EU Lawmakers Wary Of Proposed EU Military Force

(@ChaudhryMAli88)

EU Lawmakers Wary of Proposed EU Military Force

EU policymakers renewed calls for a rapid European military response force in the waning days of air evacuations from Kabul, leaving politicians on both sides of the spectrum worried about the bloc's possible engagements abroad

BRUSSELS (UrduPoint News / Sputnik - 06th September, 2021) EU policymakers renewed calls for a rapid European military response force in the waning days of air evacuations from Kabul, leaving politicians on both sides of the spectrum worried about the bloc's possible engagements abroad.

European Council President Charles Michel and EU foreign affairs chief Josep Borrell said last week that the European Union should consider the need to develop its own collective defense capabilities, following the chaotic departure from Afghanistan.

The 27-nation bloc already has a system of EU battlegroups in place to respond to crises overseas, but it has never been called up. The idea of a cooperative EU army has been floated repeatedly in the past two decades. More recently, defense ministers weighed in on a debate about the EU's military autonomy at a meeting on Thursday, with Borrell saying that the EU needs both a combined force and a "will to act."

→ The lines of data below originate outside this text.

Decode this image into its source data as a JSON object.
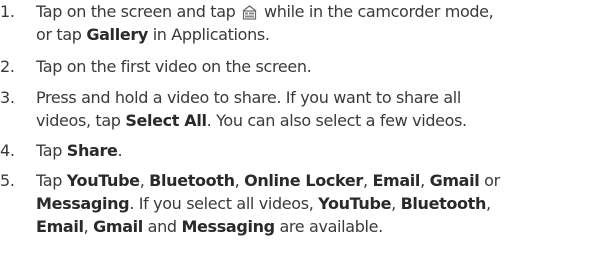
{
  "steps": [
    {
      "number": "1.",
      "line1_a": "Tap on the screen and tap ",
      "icon": "camcorder-gallery-icon",
      "line1_b": " while in the camcorder mode,",
      "line2_a": "or tap ",
      "gallery": "Gallery",
      "line2_b": " in Applications."
    },
    {
      "number": "2.",
      "text": "Tap on the first video on the screen."
    },
    {
      "number": "3.",
      "line1": "Press and hold a video to share. If you want to share all",
      "line2_a": "videos, tap ",
      "select_all": "Select All",
      "line2_b": ". You can also select a few videos."
    },
    {
      "number": "4.",
      "text_a": "Tap ",
      "share": "Share",
      "text_b": "."
    },
    {
      "number": "5.",
      "tap": "Tap ",
      "youtube": "YouTube",
      "comma1": ", ",
      "bluetooth": "Bluetooth",
      "comma2": ", ",
      "online_locker": "Online Locker",
      "comma3": ", ",
      "email": "Email",
      "comma4": ", ",
      "gmail": "Gmail",
      "or": " or",
      "messaging": "Messaging",
      "mid": ". If you select all videos, ",
      "youtube2": "YouTube",
      "comma5": ", ",
      "bluetooth2": "Bluetooth",
      "comma6": ",",
      "email2": "Email",
      "comma7": ", ",
      "gmail2": "Gmail",
      "and": " and ",
      "messaging2": "Messaging",
      "end": " are available."
    }
  ]
}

DRAWING LESSONS FROM KABUL DISASTER

Alexander Neu of Germany's The Left party and Armin-Paulus Hampel of the right-wing AfD told Sputnik it was inconceivable that EU bosses wanted the bloc to pursue an interventionist policy after the Kabul disaster.

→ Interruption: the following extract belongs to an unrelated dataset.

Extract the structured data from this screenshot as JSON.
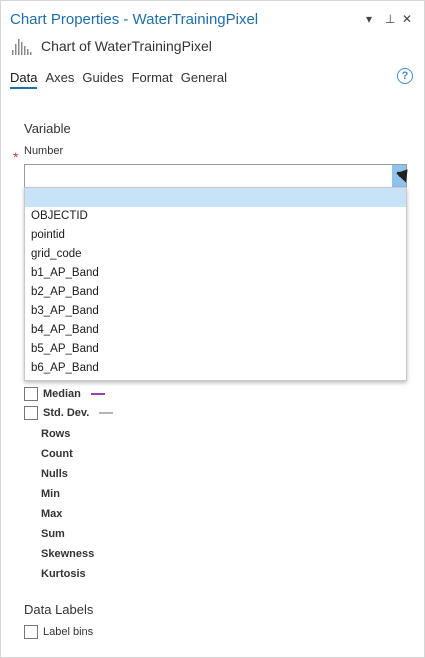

"It would be crazy for Europe to want to expand militarily and create a 'credible response force.' That is maybe what Borrell is trying to do: admit the failure to propose to be more active militarily. We failed, let's do more of it," Hampel, the AfD's foreign policy spokesman in parliament, said.

Neu, who is The Left's parliamentary spokesman for defense issues, noted that EU member states had so far been unable to agree on a unified security strategy. They have set a deadline for drawing up a military doctrine by next March.

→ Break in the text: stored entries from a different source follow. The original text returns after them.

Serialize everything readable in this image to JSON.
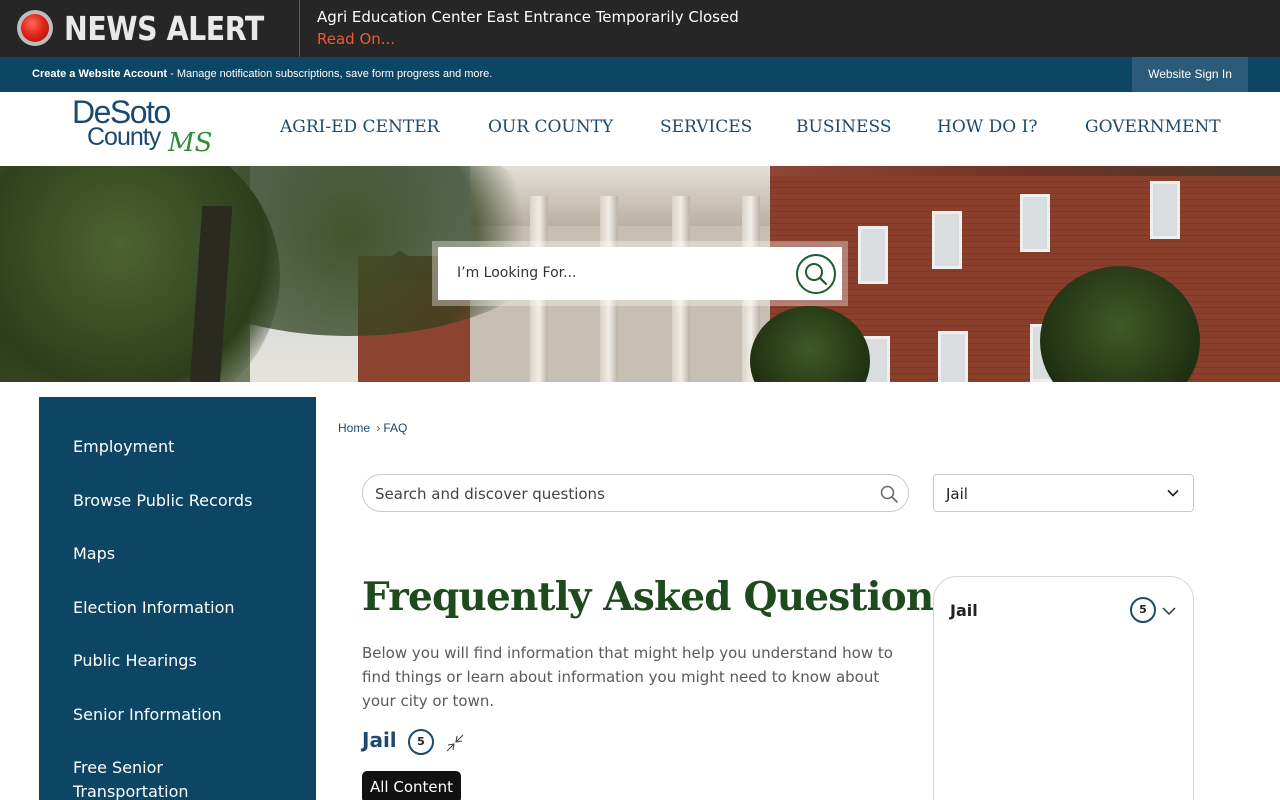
{
  "alert": {
    "title": "NEWS ALERT",
    "message": "Agri Education Center East Entrance Temporarily Closed",
    "link": "Read On..."
  },
  "account_bar": {
    "create_label": "Create a Website Account",
    "description": " - Manage notification subscriptions, save form progress and more.",
    "sign_in": "Website Sign In"
  },
  "logo": {
    "line1": "DeSoto",
    "line2": "County",
    "suffix": "MS"
  },
  "nav": [
    "AGRI-ED CENTER",
    "OUR COUNTY",
    "SERVICES",
    "BUSINESS",
    "HOW DO I?",
    "GOVERNMENT"
  ],
  "hero_search": {
    "placeholder": "I’m Looking For..."
  },
  "sidebar": {
    "items": [
      "Employment",
      "Browse Public Records",
      "Maps",
      "Election Information",
      "Public Hearings",
      "Senior Information",
      "Free Senior\nTransportation"
    ]
  },
  "breadcrumb": {
    "home": "Home",
    "separator": "›",
    "current": "FAQ"
  },
  "faq_search": {
    "placeholder": "Search and discover questions"
  },
  "category_select": {
    "value": "Jail"
  },
  "main": {
    "title": "Frequently Asked Questions",
    "description": "Below you will find information that might help you understand how to find things or learn about information you might need to know about your city or town.",
    "category_heading": "Jail",
    "category_count": "5",
    "all_content_label": "All Content"
  },
  "category_panel": {
    "label": "Jail",
    "count": "5"
  },
  "colors": {
    "alert_bg": "#262626",
    "alert_link": "#ef5a2f",
    "navy": "#0d4565",
    "nav_text": "#1b4a6e",
    "title_green": "#1e4a1e",
    "logo_green": "#2f8a3a"
  },
  "icons": [
    "alert-light-icon",
    "search-icon",
    "chevron-down-icon",
    "collapse-arrows-icon"
  ]
}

"We have decided to send military forces to intervene far away from Europe and its defence. The elite in Brussels believes that, like the USA, we, Western democracies are special; we know what the world needs and we are going to impose it by force.

It is not acceptable," he said.

Roman Haider, a member of the European Parliament from the Austrian right-wing Freedom Party, told Sputnik that the chaotic scenes in Kabul showed the "enormous overconfidence of the West."

"That the EU now stands up and demands an even more ambitious intervention policy after this disaster is a bit reminiscent of a loss of reality," he said, adding that European interventionism would lead only to further migrant flows from war-torn countries.

Lawmakers echoed the concerns of NATO chief Jens Stoltenberg, who warned in an interview with the Telegraph over the weekend that a European military force could divert scarce resources from the US-led alliance.

Hambel said that proposals to create parallel military structures and duplicate the command structure was "ridiculous." He argued that NATO has proved to be efficient over time and Europe needed to have more leverage within it.

"We must concentrate on NATO's basic defense treaty and have more efficient European voices in it. It is not the mission of NATO or of a potential European force to interfere worldwide," he argued.

Thierry Mariani, a French member of the European Parliament from Marine Le Pen's National Rally, said that a unified European force would ultimately become a money drain and dilute France's influence in Europe as the only capable national army, effectively depriving it of the "last small point of pre-eminence" over Germany.

"This idea does not hold water at all. France is the only country in the EU that has the nuclear weapon. France sits on the UN Security Council. To enter a European intervention force would be to dissolve the French Defense. It would create a German-dominated Europe," he told Sputnik.